Depuis décembre 2008, les prévisionnistes de Météo-France disposent d’un nouveau modèle de prévision du temps : AROME *. Développé par les chercheurs et prévisionnistes en collaboration avec des partenaires nationaux et européens, il permettra d’améliorer la prévision de certains phénomènes météorologiques, potentiellement dangereux, aux échéances de 3 à 30 heures.
L’amélioration constante des modèles de prévision du temps est une priorité pour Météo-France. L’objectif est de permettre aux prévisionnistes de progresser dans l’anticipation et la localisation des phénomènes météorologiques. Les enjeux sont multiples :
de sécurité lorsqu’il s’agit d’alerter les pouvoirs publics et la population de l’arrivée d’un phénomène à risques,
économiques lorsqu’une entreprise a besoin d’une information météorologique très fine pour organiser son activité.
AROME appartient à une nouvelle génération : les modèles régionaux à maille très fine, progressivement déployés par les services météorologiques les plus avancés. Il est innovant à plusieurs titres : sa résolution particulièrement fine de 2,5 km ; la prise en compte de 250 types de surface (lacs, végétation, surfaces urbanisées …) ; sa capacité à intégrer de nouvelles observations issues des satellites, radars … et à simuler les processus physiques qui se produisent au sein des cumulonimbus, nuages à l’origine des orages.
Alimenté par les modèles de plus grande échelle, ARPEGE et ALADIN, AROME fournit aux prévisionnistes de Météo-France de nouvelles prévisions détaillées de l’évolution de l’atmosphère au-dessus de l’Hexagone pour les échéances de 3 à 30 heures, par pas horaire.

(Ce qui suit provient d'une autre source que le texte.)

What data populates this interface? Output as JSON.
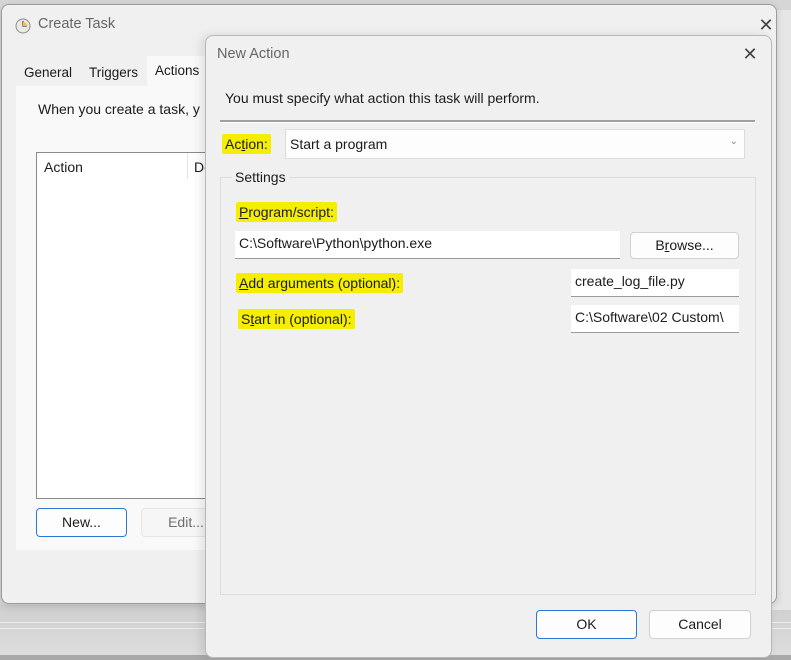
{
  "main_window": {
    "title": "Create Task",
    "close_glyph": "✕",
    "tabs": [
      {
        "label": "General",
        "active": false
      },
      {
        "label": "Triggers",
        "active": false
      },
      {
        "label": "Actions",
        "active": true
      }
    ],
    "description": "When you create a task, y",
    "list_columns": [
      "Action",
      "De"
    ],
    "buttons": {
      "new": "New...",
      "edit": "Edit..."
    }
  },
  "dialog": {
    "title": "New Action",
    "close_glyph": "✕",
    "instruction": "You must specify what action this task will perform.",
    "action_label": {
      "pre": "Ac",
      "mn": "t",
      "post": "ion:"
    },
    "action_value": "Start a program",
    "chevron_glyph": "⌄",
    "settings_legend": "Settings",
    "program_label": {
      "mn": "P",
      "post": "rogram/script:"
    },
    "program_value": "C:\\Software\\Python\\python.exe",
    "browse": {
      "pre": "B",
      "mn": "r",
      "post": "owse..."
    },
    "arguments_label": {
      "mn": "A",
      "post": "dd arguments (optional):"
    },
    "arguments_value": "create_log_file.py",
    "start_in_label": {
      "pre": "S",
      "mn": "t",
      "post": "art in (optional):"
    },
    "start_in_value": "C:\\Software\\02 Custom\\",
    "ok": "OK",
    "cancel": "Cancel"
  },
  "colors": {
    "highlight": "#f5ee00",
    "primary_border": "#2b78d4"
  }
}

Ainsi ils peuvent mieux prévoir certains phénomènes météorologiques locaux, complexes et potentiellement dangereux : les orages, les pluies intenses, certains vents (brise de mer, effets liés au relief…), des brouillards ou encore la formation d’îlots de chaleur urbains en été.
Après six mois d’exploitation, les premiers résultats d’AROME sont prometteurs : le modèle permet déjà de délimiter plus précisément les zones exposées aux risques de fortes précipitations, et de mieux prévoir le détail des champs de vents, le brouillard et les nuages bas. Météo-France poursuivra le développement de ce modèle pour combler ses défauts de jeunesse et améliorer encore sa finesse et sa capacité à représenter les phénomènes au voisinage du sol (brouillard, neige, température).